Como no siempre me sentí a gusto con el primero que visité y tuve que cambiar en varias ocasiones, puedo decir que mi sonrisa vertical le ha visto la cara a por lo menos una docena de médicos. No es razón para sentirme orgullosa. O, como decía Chespirito en una sátira de sor Juana Inés de la Cruz: «De todo lo mal que hecho / con todos estos difuntos, / es ver tantos hombres juntos / y no sacarles provecho». Aunque los míos no estaban muertos.
Lo peor de esas visitas debe de ser cuando me hacen el papanicoláu. Odio tener que abrirle las piernas a un desconocido sin que medie en ese hecho un gramo de erotismo. Mientras una está como bisagra, mostrando todo su patrimonio y ya desprovista de toda dignidad, el médico tratará de ser simpático (los que lo son) y en tono muy profesional irá indicando el procedimiento. «Relájese, señora. Ahora le voy a hacer el tacto. Respire profundo», dice con frialdad. Y sin mediar más palabras, plas plas, mete al menos dos dedos en nuestra vagina mientras presiona la parte baja del vientre. Dele una alabanza a Dios si en ese proceso el doctorcito no se pasa llevando un vello púbico con los guantes porque, en tal caso, una puede implorar la muerte inmediata con tal de que termine aquel suplicio.
Terminado el procedimiento digital, el médico introducirá un espéculo (sí, así de horrible como suena), ese aparato en forma de pico de pato que él usa para abrirnos la vagina. Una vez adentro, lo abrirá como si le fuera a dar de comer al metálico artefacto e introducirá a través de esa abertura un cepillo especial para tomar una muestra de las paredes de la cerviz. Cumplido este objetivo, retirará el diabólico metal que invadía nuestra humanidad y seremos libres al fin de cerrar las piernas.
Este examen lo tenemos que hacer las mujeres rigurosamente desde el momento en que iniciamos nuestra vida sexual hasta que la muerte nos agarre. Una o dos veces por año. Indulgencia plena nos deberían dar.
Y aquí no acaba la cosa.
«Si algo puede salir mal, probablemente saldrá mal», aúlla la maldita ley de Murphy cuando el médico receta la mamografía. Dichosos los hombres, que no tienen que pasar por esta tortura heredada de la Inquisición en la cual somos forzadas a meter nuestras tetas entre dos planchas de hierro que las destriparán como si fueran tortilla. Todo, mientras una enfermera nos empuja la espalda y nos dice que nos pongamos de puntillas, que no respiremos, que no nos movamos y que no nos quejemos.

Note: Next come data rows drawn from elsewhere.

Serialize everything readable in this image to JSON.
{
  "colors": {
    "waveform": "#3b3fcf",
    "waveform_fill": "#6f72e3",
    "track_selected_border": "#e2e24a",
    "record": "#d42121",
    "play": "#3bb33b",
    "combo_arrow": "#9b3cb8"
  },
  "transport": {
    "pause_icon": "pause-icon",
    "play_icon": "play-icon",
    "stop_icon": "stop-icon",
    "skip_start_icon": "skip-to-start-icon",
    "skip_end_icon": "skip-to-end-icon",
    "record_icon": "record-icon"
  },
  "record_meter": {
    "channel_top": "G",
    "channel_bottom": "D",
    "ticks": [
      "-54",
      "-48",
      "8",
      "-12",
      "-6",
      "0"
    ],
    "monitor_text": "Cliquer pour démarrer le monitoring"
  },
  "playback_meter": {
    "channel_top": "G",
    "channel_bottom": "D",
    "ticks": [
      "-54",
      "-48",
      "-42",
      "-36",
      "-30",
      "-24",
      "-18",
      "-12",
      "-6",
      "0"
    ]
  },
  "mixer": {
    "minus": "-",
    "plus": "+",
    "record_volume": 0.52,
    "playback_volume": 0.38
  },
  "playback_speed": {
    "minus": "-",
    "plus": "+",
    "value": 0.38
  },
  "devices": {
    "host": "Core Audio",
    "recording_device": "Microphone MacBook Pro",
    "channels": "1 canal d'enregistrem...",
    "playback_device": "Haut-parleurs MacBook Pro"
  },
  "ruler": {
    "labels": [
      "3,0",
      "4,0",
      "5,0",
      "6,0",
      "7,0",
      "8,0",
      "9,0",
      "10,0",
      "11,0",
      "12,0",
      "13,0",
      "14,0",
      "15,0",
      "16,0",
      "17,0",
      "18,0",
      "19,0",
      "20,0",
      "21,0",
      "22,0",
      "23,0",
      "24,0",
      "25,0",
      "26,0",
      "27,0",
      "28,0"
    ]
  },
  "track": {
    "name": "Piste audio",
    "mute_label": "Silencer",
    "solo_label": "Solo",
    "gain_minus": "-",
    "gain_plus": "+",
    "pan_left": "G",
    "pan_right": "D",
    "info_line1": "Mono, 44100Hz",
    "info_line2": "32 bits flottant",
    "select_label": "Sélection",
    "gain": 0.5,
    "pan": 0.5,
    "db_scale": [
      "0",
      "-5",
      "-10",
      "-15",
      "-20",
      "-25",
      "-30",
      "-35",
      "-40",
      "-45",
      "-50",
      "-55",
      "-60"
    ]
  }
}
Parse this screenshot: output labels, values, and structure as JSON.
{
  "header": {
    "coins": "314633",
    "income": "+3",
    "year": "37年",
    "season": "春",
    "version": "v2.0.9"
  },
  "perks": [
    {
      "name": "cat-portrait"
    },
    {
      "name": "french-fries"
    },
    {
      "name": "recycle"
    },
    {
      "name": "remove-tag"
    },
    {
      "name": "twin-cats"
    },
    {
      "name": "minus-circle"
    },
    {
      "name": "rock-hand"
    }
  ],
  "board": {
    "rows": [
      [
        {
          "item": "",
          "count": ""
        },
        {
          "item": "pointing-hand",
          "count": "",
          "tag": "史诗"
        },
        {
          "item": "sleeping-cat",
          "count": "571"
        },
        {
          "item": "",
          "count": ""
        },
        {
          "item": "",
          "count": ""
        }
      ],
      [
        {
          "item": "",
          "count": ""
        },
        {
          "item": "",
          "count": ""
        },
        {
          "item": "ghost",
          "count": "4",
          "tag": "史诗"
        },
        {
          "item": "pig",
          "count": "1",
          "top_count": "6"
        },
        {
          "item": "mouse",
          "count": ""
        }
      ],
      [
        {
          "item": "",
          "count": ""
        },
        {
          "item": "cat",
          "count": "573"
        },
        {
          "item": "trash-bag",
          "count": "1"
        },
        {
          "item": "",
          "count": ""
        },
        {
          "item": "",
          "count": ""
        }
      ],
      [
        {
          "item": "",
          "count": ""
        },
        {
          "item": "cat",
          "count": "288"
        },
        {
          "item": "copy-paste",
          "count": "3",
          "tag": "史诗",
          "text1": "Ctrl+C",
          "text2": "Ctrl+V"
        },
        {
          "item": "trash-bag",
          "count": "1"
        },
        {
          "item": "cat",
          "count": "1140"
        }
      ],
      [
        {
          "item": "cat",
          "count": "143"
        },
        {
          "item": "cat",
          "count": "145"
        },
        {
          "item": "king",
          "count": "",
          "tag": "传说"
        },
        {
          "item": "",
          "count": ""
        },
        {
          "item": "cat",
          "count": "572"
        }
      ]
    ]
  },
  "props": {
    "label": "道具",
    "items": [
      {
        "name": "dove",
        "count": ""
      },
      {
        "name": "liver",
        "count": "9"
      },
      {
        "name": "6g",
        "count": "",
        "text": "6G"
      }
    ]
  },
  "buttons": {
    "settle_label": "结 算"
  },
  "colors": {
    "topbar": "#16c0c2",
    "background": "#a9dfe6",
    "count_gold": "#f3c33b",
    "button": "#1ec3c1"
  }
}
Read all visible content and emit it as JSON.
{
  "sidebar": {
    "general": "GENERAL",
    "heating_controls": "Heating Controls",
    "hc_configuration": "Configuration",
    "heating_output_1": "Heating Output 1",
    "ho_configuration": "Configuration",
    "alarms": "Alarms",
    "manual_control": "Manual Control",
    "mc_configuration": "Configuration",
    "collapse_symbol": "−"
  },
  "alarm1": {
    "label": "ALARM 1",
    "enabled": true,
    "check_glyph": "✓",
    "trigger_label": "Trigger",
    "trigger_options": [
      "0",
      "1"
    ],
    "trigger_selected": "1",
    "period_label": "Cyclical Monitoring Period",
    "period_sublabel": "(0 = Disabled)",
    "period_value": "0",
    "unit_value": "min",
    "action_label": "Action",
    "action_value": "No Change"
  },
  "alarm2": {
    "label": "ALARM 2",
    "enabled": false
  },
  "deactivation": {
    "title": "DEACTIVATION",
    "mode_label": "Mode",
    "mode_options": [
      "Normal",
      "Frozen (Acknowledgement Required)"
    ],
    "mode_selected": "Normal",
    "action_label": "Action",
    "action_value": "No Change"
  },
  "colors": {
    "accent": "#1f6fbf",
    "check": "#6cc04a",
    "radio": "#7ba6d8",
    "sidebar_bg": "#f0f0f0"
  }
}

En pocas palabras, que nos hagamos las muertas mientras nos desintegran nuestras mamas.
En mi caso, que con las justas llego a copa A, la situación puede ser casi insoportable, ya que tengo que hacer como que meto hasta las orejas, pero sin meterlas, porque si no la enfermera se enoja.
Así que, la próxima vez que escuche a una amiga, a su novia o a su esposa decir que tiene que ir al ginecólogo o que viene de allí, apóyela y valore a esa valquiria por tener el coraje de enfrentarse a este tormento sin chistar. Y, sobre todo, si se trata de su compañera de cama, ni intente ponerse en acción ese día.